The Ig Nobels recognize the unusual and celebrate the imaginative to rouse interest in science, medicine and technology. Every year, 10 prizes are awarded for research
that makes people laugh and also makes them think. Commemorative awards are given to the winners by actual Nobel laureates. This year’s outstanding research included:

  • Biology prize: Susanne Schötz, Robert Eklund and Joost van de Weijer received an Ig Nobel for their work in cat acoustics. The introduction to “A Comparative Acoustic Analysis of Purring in Four Cats” explains, “The domestic cat is one of the most popular pet animals in the world, and virtually everyone is familiar with its trademark ‘purring’ sound. Contrary to what might be believed, it is not known exactly how purring is produced, and there is a surprising lack of studies of purring, even descriptive.” The scientists have also studied cat chirping, chattering, trilling, tweedling, murmuring, meowing, moaning, squeaking, hissing, yowling, howling and growling.
  • Ecology prize: Did you know the United Kingdom spends almost 70 million euros each year cleaning chewing gum residue from pavement? In addition to providing that bit of trivia, Ig Nobel winners Leila Satari, Alba Guillén, Àngela Vidal-Verdú and Manuel Porcar offered insight to “…the microbial content of [improperly discarded] chewing gums sampled in different locations worldwide as well as the distribution of bacteria depending on the depth (surface, intermediate and bottom layers of the residue).” The findings may have implications relevant to forensics, contagious disease and cleaning up chewing gum.
  • Chemistry prize: “Proof of Concept Study: Testing Human Volatile Organic Compounds as Tools for Age Classification of Films,” which has 10 contributing authors, examined a new method for rating movies:  Measuring the emissions of humans watching the movies. “Humans emit numerous volatile organic compounds through breath and skin.
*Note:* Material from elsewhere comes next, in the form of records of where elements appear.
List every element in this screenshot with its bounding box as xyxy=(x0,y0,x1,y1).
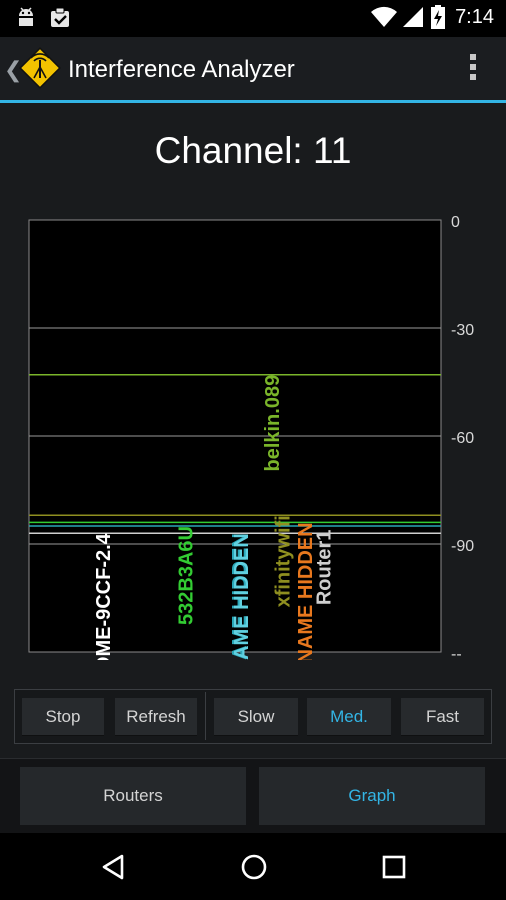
signal-graph: HOME-9CCF-2.4 532B3A6U NAME HIDDENNAME HID… xyxy=(28,214,474,660)
network-label: Router1 xyxy=(314,530,336,606)
status-time: 7:14 xyxy=(455,6,494,28)
tab-routers[interactable]: Routers xyxy=(20,767,246,825)
y-tick-label: -- xyxy=(451,646,462,660)
back-triangle-icon[interactable] xyxy=(100,853,126,881)
fast-button[interactable]: Fast xyxy=(401,698,484,736)
overflow-menu-icon[interactable] xyxy=(470,54,478,84)
app-logo-icon[interactable] xyxy=(19,47,61,89)
clipboard-check-icon xyxy=(51,7,69,27)
slow-button[interactable]: Slow xyxy=(214,698,298,736)
control-divider xyxy=(205,692,206,740)
home-circle-icon[interactable] xyxy=(239,852,269,882)
signal-icon xyxy=(403,7,423,27)
y-tick-label: -60 xyxy=(451,430,474,447)
nav-bar xyxy=(0,833,506,900)
y-tick-label: -30 xyxy=(451,322,474,339)
android-debug-icon xyxy=(18,7,34,26)
app-title: Interference Analyzer xyxy=(68,56,295,83)
med-button[interactable]: Med. xyxy=(307,698,391,736)
y-tick-label: 0 xyxy=(451,214,460,231)
network-label: NAME HIDDEN xyxy=(231,533,253,660)
y-tick-label: -90 xyxy=(451,538,474,555)
network-label: xfinitywifi xyxy=(272,515,294,607)
network-label: HOME-9CCF-2.4 xyxy=(93,532,115,660)
action-bar: ❮ Interference Analyzer xyxy=(0,37,506,100)
graph-y-ticks: 0 -30 -60 -90 -- xyxy=(451,214,474,660)
channel-title: Channel: 11 xyxy=(0,130,506,172)
network-label: 532B3A6U xyxy=(176,526,198,625)
battery-charging-icon xyxy=(431,5,445,29)
refresh-button[interactable]: Refresh xyxy=(115,698,197,736)
tab-graph[interactable]: Graph xyxy=(259,767,485,825)
network-label: belkin.089 xyxy=(262,375,284,472)
stop-button[interactable]: Stop xyxy=(22,698,104,736)
channel-label: Channel: xyxy=(154,130,303,171)
recents-square-icon[interactable] xyxy=(381,854,407,880)
wifi-icon xyxy=(371,6,397,27)
channel-value: 11 xyxy=(312,130,352,171)
status-bar: 7:14 xyxy=(0,0,506,37)
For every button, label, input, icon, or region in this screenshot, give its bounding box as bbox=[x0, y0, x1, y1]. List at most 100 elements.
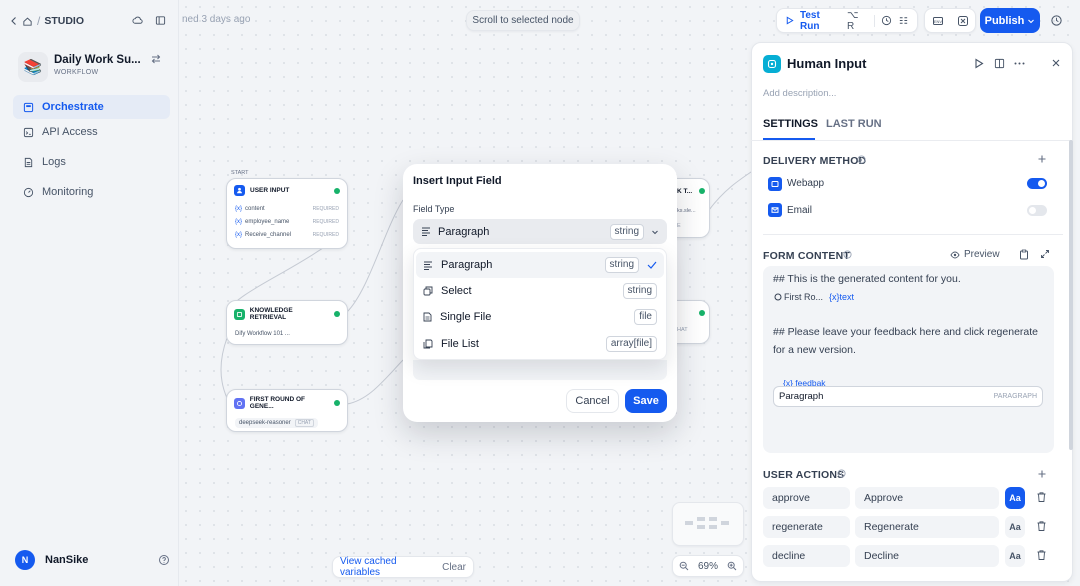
option-paragraph[interactable]: Paragraph string bbox=[416, 252, 664, 278]
app-icon: 📚 bbox=[18, 52, 48, 82]
action-id-approve[interactable]: approve bbox=[763, 487, 850, 509]
env-icon[interactable]: ENV bbox=[932, 15, 944, 27]
add-action-icon[interactable] bbox=[1037, 469, 1047, 479]
cancel-button[interactable]: Cancel bbox=[566, 389, 619, 413]
delivery-email-label: Email bbox=[787, 205, 813, 216]
test-run-button[interactable]: Test Run bbox=[800, 10, 841, 32]
panel-title[interactable]: Human Input bbox=[787, 56, 866, 71]
node-title: USER INPUT bbox=[250, 187, 290, 194]
svg-text:ENV: ENV bbox=[933, 18, 942, 23]
chevron-down-icon bbox=[1027, 17, 1035, 25]
success-dot bbox=[334, 400, 340, 406]
view-cached-link[interactable]: View cached variables bbox=[340, 556, 432, 578]
panel-scrollbar[interactable] bbox=[1069, 140, 1073, 450]
publish-button[interactable]: Publish bbox=[980, 8, 1040, 33]
breadcrumb-studio[interactable]: STUDIO bbox=[44, 15, 84, 27]
history-icon[interactable] bbox=[1050, 14, 1063, 27]
var-chip-text: {x}text bbox=[829, 292, 855, 302]
option-single-file[interactable]: Single File file bbox=[416, 304, 664, 330]
switch-icon[interactable] bbox=[150, 53, 162, 65]
app-type: WORKFLOW bbox=[54, 69, 99, 76]
file-icon bbox=[423, 312, 432, 322]
conversation-var-icon[interactable] bbox=[957, 15, 969, 27]
app-name[interactable]: Daily Work Su... bbox=[54, 54, 141, 66]
chevron-down-icon bbox=[651, 228, 659, 236]
save-button[interactable]: Save bbox=[625, 389, 667, 413]
run-node-icon[interactable] bbox=[974, 58, 984, 69]
monitoring-icon bbox=[23, 187, 34, 198]
action-id-decline[interactable]: decline bbox=[763, 545, 850, 567]
cloud-sync-icon[interactable] bbox=[132, 15, 143, 26]
tab-last-run[interactable]: LAST RUN bbox=[826, 118, 882, 130]
preview-button[interactable]: Preview bbox=[950, 249, 1000, 260]
action-id-regenerate[interactable]: regenerate bbox=[763, 516, 850, 538]
more-icon[interactable] bbox=[1014, 62, 1025, 65]
eye-icon bbox=[950, 250, 960, 260]
field-type-label: Field Type bbox=[413, 204, 455, 214]
sidebar-item-monitoring[interactable]: Monitoring bbox=[13, 180, 170, 204]
autosave-status: ned 3 days ago bbox=[182, 14, 251, 25]
form-content-title: FORM CONTENT bbox=[763, 250, 850, 262]
info-icon bbox=[857, 155, 866, 164]
check-icon bbox=[647, 261, 657, 269]
first-round-node[interactable]: FIRST ROUND OF GENE... deepseek-reasoner… bbox=[226, 389, 348, 432]
form-input-field[interactable]: Paragraph PARAGRAPH bbox=[773, 386, 1043, 407]
info-icon bbox=[843, 250, 852, 259]
zoom-level[interactable]: 69% bbox=[698, 561, 718, 572]
sidebar-toggle-icon[interactable] bbox=[155, 15, 166, 26]
action-label-approve[interactable]: Approve bbox=[855, 487, 999, 509]
email-toggle[interactable] bbox=[1027, 205, 1047, 216]
webapp-toggle[interactable] bbox=[1027, 178, 1047, 189]
start-label: START bbox=[231, 170, 249, 176]
hidden-field-under-dropdown bbox=[413, 360, 667, 380]
option-select[interactable]: Select string bbox=[416, 278, 664, 304]
webapp-icon bbox=[768, 177, 782, 191]
help-icon[interactable] bbox=[158, 554, 170, 566]
action-label-regenerate[interactable]: Regenerate bbox=[855, 516, 999, 538]
action-label-decline[interactable]: Decline bbox=[855, 545, 999, 567]
field-type-select[interactable]: Paragraph string bbox=[413, 219, 667, 244]
zoom-in-icon[interactable] bbox=[727, 561, 737, 571]
variable-row: {x} employee_name REQUIRED bbox=[235, 218, 339, 225]
trash-icon[interactable] bbox=[1036, 549, 1047, 561]
clear-link[interactable]: Clear bbox=[442, 562, 466, 573]
trash-icon[interactable] bbox=[1036, 520, 1047, 532]
button-style-icon[interactable]: Aa bbox=[1005, 487, 1025, 509]
knowledge-sub: Dify Workflow 101 ... bbox=[235, 330, 290, 337]
button-style-icon[interactable]: Aa bbox=[1005, 516, 1025, 538]
checklist-icon[interactable] bbox=[881, 15, 892, 26]
close-icon[interactable] bbox=[1051, 58, 1061, 68]
split-view-icon[interactable] bbox=[994, 58, 1005, 69]
success-dot bbox=[334, 311, 341, 317]
button-style-icon[interactable]: Aa bbox=[1005, 545, 1025, 567]
user-icon bbox=[234, 185, 245, 196]
chevron-left-icon[interactable] bbox=[10, 16, 18, 26]
paragraph-icon bbox=[421, 227, 431, 236]
success-dot bbox=[334, 187, 340, 194]
scroll-to-node-button[interactable]: Scroll to selected node bbox=[466, 10, 580, 31]
clipboard-icon[interactable] bbox=[1019, 249, 1029, 260]
sidebar-item-logs[interactable]: Logs bbox=[13, 150, 170, 174]
tab-settings[interactable]: SETTINGS bbox=[763, 118, 818, 130]
variables-icon[interactable] bbox=[898, 15, 909, 26]
form-variables: First Ro... {x}text bbox=[774, 292, 854, 302]
sidebar-item-orchestrate[interactable]: Orchestrate bbox=[13, 95, 170, 119]
email-icon bbox=[768, 203, 782, 217]
zoom-out-icon[interactable] bbox=[679, 561, 689, 571]
user-input-node[interactable]: USER INPUT {x} content REQUIRED {x} employe… bbox=[226, 178, 348, 249]
test-run-group: Test Run ⌥ R bbox=[776, 8, 918, 33]
description-input[interactable]: Add description... bbox=[763, 88, 836, 99]
knowledge-retrieval-node[interactable]: KNOWLEDGE RETRIEVAL Dify Workflow 101 ..… bbox=[226, 300, 348, 345]
variable-row: {x} Receive_channel REQUIRED bbox=[235, 231, 339, 238]
home-icon[interactable] bbox=[22, 16, 33, 27]
trash-icon[interactable] bbox=[1036, 491, 1047, 503]
option-file-list[interactable]: File List array[file] bbox=[416, 331, 664, 357]
avatar[interactable]: N bbox=[15, 550, 35, 570]
minimap[interactable] bbox=[672, 502, 744, 546]
logs-icon bbox=[23, 157, 34, 168]
user-name[interactable]: NanSike bbox=[45, 554, 88, 566]
expand-icon[interactable] bbox=[1040, 249, 1050, 259]
sidebar-item-api-access[interactable]: API Access bbox=[13, 120, 170, 144]
add-delivery-icon[interactable] bbox=[1037, 154, 1047, 164]
zoom-control: 69% bbox=[672, 555, 744, 577]
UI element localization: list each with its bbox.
The nature and
    rate of these emissions are affected by various factors including emotional state. Previous measurements of [these emissions] in a cinema have shown that certain chemicals are reproducibly emitted by audiences reacting to events in a particular film.”
  • Transportation prize: Have you ever wondered whether hanging a rhinoceros upside down would affect its health, a team from Cornell University has the answer. These researchers suspended a dozen tranquilized rhinos upside-down for 10 minutes to simulate a common form of transfer used by wildlife conservationists in Africa. The finding, published in the
    Journal of Wildlife Diseases, was that it may be safer to transport a rhino upside down rather than on its side.

Prizes also were awarded in the fields of entomology, physics, kinetics, medicine, economics and peace.